The real problem I have with the massive proliferation of sites making screen shots is the fact that they're using real browsers with javascript enabled so they're actually skewing your analytics software.
I'm seeing maybe a hundred or so screen shots a month, but as we all know in this business those trends start to escalate into thousands before you know it so I'm nipping it in the bud before it starts.
Not to mention the site is an easy way to also ID the IP of a proxy as you just browse your site via the anon proxy and there's the IP in all it's glory, proxy blocked.
Edit reason: fixed typos.
[edited by: GaryK at 6:05 pm (utc) on Mar. 13, 2009]
Bill's method implies going round to all the screen-shot sites and inviting them to visit. Fair enough, but the likes of aboutus actually come calling without invitation as soon as you buy the domain, if it's a .com. And often if it's not. In any case it's easy to add a link to it in a site they do visit.
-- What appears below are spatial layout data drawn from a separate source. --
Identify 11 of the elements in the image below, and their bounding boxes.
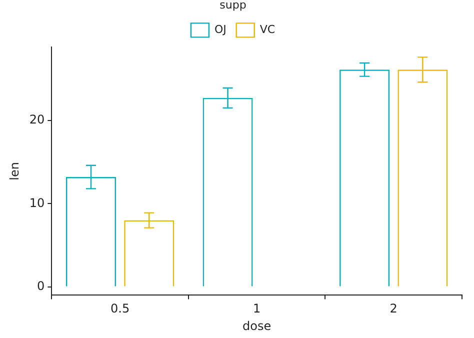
y-axis-title: len — [7, 162, 22, 180]
x-tick-label: 2 — [390, 302, 398, 316]
x-tick-label: 1 — [253, 302, 261, 316]
legend-label: OJ — [214, 23, 226, 36]
x-axis-title: dose — [242, 318, 272, 333]
y-tick-label: 0 — [37, 279, 45, 294]
y-tick-label: 10 — [29, 196, 45, 210]
x-tick-label: 0.5 — [110, 302, 130, 316]
legend-label: VC — [260, 23, 276, 36]
legend-title: supp — [220, 0, 246, 12]
y-tick-label: 20 — [29, 112, 45, 127]
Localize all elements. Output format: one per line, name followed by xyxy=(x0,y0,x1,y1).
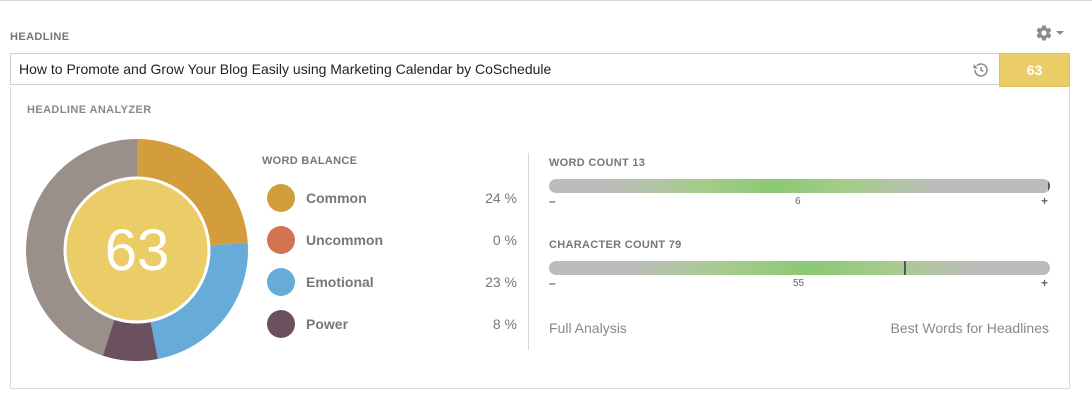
power-label: Power xyxy=(306,316,349,332)
uncommon-swatch xyxy=(267,226,295,254)
panel-title: HEADLINE ANALYZER xyxy=(27,104,152,116)
character-count-title: CHARACTER COUNT 79 xyxy=(549,239,682,251)
history-icon[interactable] xyxy=(972,61,990,79)
word-count-marker xyxy=(1048,179,1050,193)
donut-slice-power xyxy=(102,318,158,361)
headline-input[interactable] xyxy=(10,53,999,85)
word-balance-power: Power 8 % xyxy=(267,310,517,338)
donut-slice-emotional xyxy=(150,243,248,360)
word-balance-common: Common 24 % xyxy=(267,184,517,212)
donut-slice-remainder xyxy=(26,139,137,356)
emotional-percent: 23 % xyxy=(485,274,517,290)
word-balance-uncommon: Uncommon 0 % xyxy=(267,226,517,254)
word-count-ideal: 6 xyxy=(795,196,801,207)
best-words-link[interactable]: Best Words for Headlines xyxy=(890,320,1049,336)
top-divider xyxy=(0,0,1092,1)
common-label: Common xyxy=(306,190,367,206)
word-count-minus: – xyxy=(549,194,556,208)
gear-icon[interactable] xyxy=(1035,24,1053,42)
character-count-plus: + xyxy=(1041,276,1049,290)
character-count-ideal: 55 xyxy=(793,278,805,289)
character-count-bar xyxy=(549,261,1050,275)
donut-slice-common xyxy=(137,139,248,246)
word-count-label: WORD COUNT xyxy=(549,157,629,169)
common-percent: 24 % xyxy=(485,190,517,206)
character-count-value: 79 xyxy=(668,239,682,251)
section-label: HEADLINE xyxy=(10,31,70,43)
uncommon-label: Uncommon xyxy=(306,232,383,248)
full-analysis-link[interactable]: Full Analysis xyxy=(549,320,627,336)
character-count-minus: – xyxy=(549,276,556,290)
emotional-label: Emotional xyxy=(306,274,374,290)
headline-row: 63 xyxy=(10,53,1070,87)
headline-analyzer-panel: HEADLINE ANALYZER 63 WORD BALANCE Common… xyxy=(10,87,1070,389)
vertical-divider xyxy=(528,153,529,350)
character-count-marker xyxy=(904,261,906,275)
word-count-value: 13 xyxy=(632,157,646,169)
settings-menu[interactable] xyxy=(1035,24,1067,42)
character-count-label: CHARACTER COUNT xyxy=(549,239,666,251)
emotional-swatch xyxy=(267,268,295,296)
headline-score-badge: 63 xyxy=(999,53,1070,87)
word-count-bar xyxy=(549,179,1050,193)
word-count-title: WORD COUNT 13 xyxy=(549,157,645,169)
word-count-plus: + xyxy=(1041,194,1049,208)
power-swatch xyxy=(267,310,295,338)
donut-score: 63 xyxy=(105,218,170,283)
word-balance-donut: 63 xyxy=(26,139,248,361)
power-percent: 8 % xyxy=(492,316,517,332)
word-balance-title: WORD BALANCE xyxy=(262,155,358,167)
word-balance-emotional: Emotional 23 % xyxy=(267,268,517,296)
caret-down-icon[interactable] xyxy=(1056,30,1064,36)
score-circle xyxy=(63,176,211,324)
uncommon-percent: 0 % xyxy=(492,232,517,248)
common-swatch xyxy=(267,184,295,212)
The domain would attract all kinds of bad bots and scrapers, thus acting as a full-blown honeypot. Give it an unique and very pithy site title and metas and see what scrapers pop up in google etc. Then tell google that anything listing that domain is evil and flouting copyright and they are a party to copyright theft...
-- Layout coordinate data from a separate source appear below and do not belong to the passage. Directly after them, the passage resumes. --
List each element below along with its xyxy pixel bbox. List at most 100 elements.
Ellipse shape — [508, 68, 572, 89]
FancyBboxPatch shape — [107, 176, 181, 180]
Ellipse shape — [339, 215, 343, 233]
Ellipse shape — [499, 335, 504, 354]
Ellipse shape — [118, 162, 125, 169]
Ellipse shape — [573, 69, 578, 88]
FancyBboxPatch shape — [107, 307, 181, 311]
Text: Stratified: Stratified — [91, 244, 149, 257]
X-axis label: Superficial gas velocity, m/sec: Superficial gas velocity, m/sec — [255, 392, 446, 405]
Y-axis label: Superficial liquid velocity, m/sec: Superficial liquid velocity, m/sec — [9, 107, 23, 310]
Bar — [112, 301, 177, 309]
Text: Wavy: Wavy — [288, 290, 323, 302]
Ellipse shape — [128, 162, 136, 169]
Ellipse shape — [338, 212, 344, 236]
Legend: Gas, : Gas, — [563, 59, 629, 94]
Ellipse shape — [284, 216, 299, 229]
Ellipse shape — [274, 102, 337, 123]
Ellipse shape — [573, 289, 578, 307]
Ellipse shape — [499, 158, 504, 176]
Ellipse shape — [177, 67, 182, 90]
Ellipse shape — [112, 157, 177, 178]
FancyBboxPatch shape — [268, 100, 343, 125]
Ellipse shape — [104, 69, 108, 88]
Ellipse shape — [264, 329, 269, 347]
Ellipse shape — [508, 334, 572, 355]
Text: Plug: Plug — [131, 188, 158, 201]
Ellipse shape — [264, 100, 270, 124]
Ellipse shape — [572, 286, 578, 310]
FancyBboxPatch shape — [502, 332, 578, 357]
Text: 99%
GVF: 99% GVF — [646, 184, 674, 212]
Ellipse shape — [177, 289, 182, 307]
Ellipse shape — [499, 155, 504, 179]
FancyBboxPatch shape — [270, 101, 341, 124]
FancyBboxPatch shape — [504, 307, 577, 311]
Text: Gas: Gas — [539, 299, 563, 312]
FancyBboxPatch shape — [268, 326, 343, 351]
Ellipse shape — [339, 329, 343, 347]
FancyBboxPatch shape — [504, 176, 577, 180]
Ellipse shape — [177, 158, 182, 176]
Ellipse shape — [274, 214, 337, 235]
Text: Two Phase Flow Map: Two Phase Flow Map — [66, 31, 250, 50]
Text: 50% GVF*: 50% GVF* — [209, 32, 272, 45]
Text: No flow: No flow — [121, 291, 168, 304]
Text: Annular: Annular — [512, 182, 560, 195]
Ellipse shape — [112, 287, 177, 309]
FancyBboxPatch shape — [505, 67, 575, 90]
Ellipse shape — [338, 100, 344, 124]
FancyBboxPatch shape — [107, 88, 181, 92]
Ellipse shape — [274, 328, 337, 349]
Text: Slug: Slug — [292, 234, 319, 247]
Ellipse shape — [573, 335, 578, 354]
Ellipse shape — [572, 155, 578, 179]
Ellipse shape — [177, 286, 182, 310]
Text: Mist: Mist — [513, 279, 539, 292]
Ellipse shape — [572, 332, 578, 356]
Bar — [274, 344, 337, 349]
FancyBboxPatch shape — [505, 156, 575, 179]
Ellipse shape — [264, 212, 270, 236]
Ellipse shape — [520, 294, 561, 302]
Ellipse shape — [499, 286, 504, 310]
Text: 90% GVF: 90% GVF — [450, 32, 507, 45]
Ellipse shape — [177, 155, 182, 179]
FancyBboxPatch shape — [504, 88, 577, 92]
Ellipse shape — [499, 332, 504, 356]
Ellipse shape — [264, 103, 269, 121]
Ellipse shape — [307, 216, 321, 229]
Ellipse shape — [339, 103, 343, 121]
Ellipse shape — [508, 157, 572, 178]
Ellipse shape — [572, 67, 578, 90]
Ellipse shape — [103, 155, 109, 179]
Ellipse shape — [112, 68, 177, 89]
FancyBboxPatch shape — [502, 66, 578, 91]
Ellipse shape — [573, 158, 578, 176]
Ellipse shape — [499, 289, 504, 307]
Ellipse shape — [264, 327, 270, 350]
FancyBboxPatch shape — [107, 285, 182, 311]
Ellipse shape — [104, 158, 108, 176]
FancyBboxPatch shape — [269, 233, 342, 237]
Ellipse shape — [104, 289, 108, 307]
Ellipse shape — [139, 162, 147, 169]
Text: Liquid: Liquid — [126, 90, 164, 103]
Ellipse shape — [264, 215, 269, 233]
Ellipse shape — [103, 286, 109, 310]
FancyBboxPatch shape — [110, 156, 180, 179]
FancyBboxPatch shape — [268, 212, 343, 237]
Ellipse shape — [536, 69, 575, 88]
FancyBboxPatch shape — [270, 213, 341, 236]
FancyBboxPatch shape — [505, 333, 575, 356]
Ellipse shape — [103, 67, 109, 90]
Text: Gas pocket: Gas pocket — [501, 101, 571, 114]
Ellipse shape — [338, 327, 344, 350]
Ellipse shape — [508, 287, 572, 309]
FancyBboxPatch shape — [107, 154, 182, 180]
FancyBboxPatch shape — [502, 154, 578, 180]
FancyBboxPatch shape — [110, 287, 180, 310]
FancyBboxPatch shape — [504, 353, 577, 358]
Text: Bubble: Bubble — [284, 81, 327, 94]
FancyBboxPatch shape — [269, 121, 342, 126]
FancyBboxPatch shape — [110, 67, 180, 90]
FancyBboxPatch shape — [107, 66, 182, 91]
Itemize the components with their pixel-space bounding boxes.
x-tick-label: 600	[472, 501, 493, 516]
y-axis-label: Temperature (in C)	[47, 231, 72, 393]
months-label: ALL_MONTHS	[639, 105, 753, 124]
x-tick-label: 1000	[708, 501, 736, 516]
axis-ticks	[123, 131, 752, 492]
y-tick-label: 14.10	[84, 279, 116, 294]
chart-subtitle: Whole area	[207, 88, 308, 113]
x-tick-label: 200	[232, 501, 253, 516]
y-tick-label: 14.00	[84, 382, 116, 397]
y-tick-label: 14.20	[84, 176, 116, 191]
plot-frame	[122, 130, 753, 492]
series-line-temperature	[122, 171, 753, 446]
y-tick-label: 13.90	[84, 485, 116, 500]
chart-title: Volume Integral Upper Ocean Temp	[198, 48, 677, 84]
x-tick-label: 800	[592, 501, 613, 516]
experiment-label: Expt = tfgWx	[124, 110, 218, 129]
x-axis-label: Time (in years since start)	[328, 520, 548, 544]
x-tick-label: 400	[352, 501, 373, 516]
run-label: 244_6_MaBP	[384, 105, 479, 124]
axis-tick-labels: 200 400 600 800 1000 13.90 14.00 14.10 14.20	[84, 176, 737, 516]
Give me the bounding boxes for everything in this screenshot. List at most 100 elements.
Obviously protect against real SEs with robots.txt.
If I do, should I protect against anything other than Google, Yahoo and MSN? The only other SE I regularly get traffic from is Yandex.
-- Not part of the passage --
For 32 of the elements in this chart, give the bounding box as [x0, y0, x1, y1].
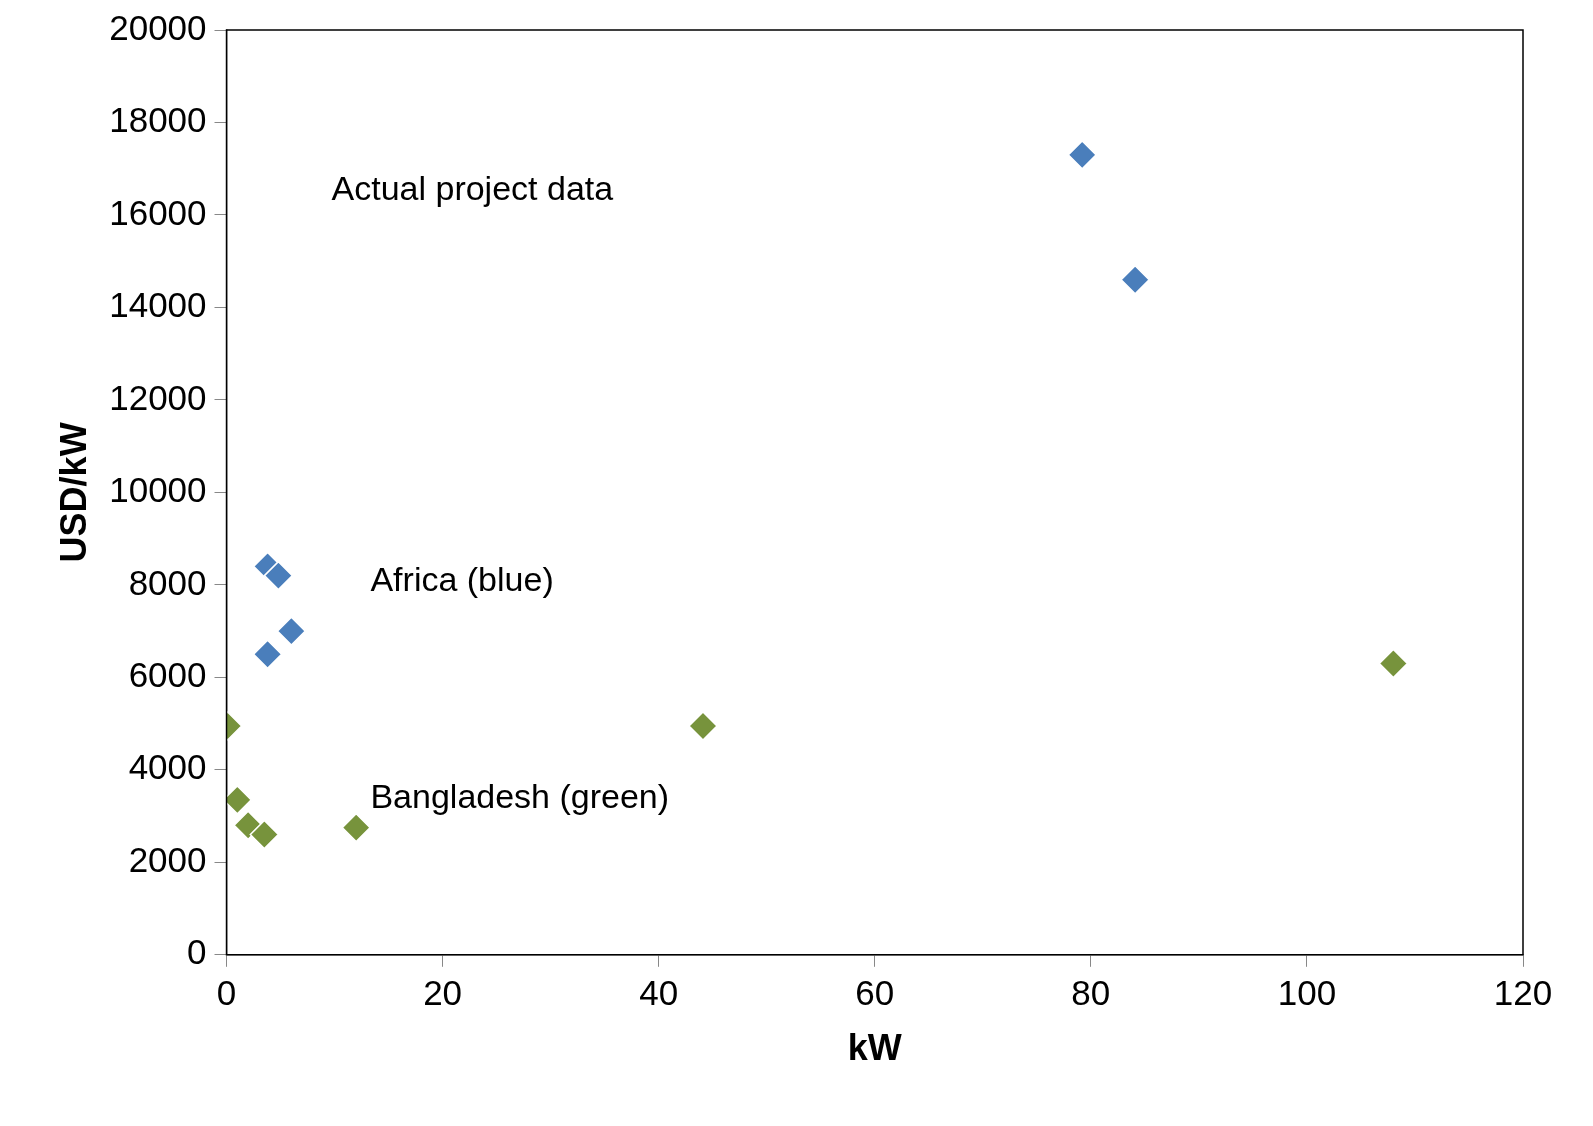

I'm certainly willing to give this a try with one or more domains I bought but won't ever wind up using and will expire anyway in another year or so.
I suppose one nofollow link out to these domains from my browser project site would be enough to get the scrapers to pay them a visit. Am I risking my high ranking in doing that?
Bill's method implies going round to all the screen-shot sites and inviting them to visit
I think you miss the point that these sites have already visited and we didn't catch them the first time.
My method gives you recourse to make sure their last visit was truly their last visit.
[edited by: incrediBILL at 10:41 pm (utc) on Mar. 13, 2009]
Block every access, returning a 403; work through the log ensuring there were no genuine ones (the log shouldn't be too big because known IPs would be pre-blocked); add the resulting IPs to the master blacklist. May even get a few unusual UAs to block, as well. :)
What exactly do you mean by ping? The actual PING or a page-access? Do you consider it might stop people accessing the site?
I suppose it makes sense to check if a page works before giving out a link but to put up screen shots... Wonder if it also checks for viruses?
I will not click on URL-shortened links.
That's why I have URL expansion FF plug-ins so I can see where I'm going before I click as I also don't want to get duped into someones affiliate links either.
The actual PING or a page-access?
It's a full blown page access, but it didn't make it because I have that entire data center blocked.
Wonder if it also checks for viruses?
HUSH! You want another AVG LinkScanner fiasco on our hands?
I also don't want to get duped into someones affiliate links either.
Is this still the UA for Tiny?
Rome Client (http://tinyurl.com/64t5n) Ver: 0.9
I last saw it two days ago. I wish I could ban it, but I use it far too often to get URLs to fit in a tweet.
The screenshots sort of make sense in this instance. At least it's one way of seeing where the link is gonna take you. Still, I don't like the idea in general.
No more AV scanning please. I can do that myself.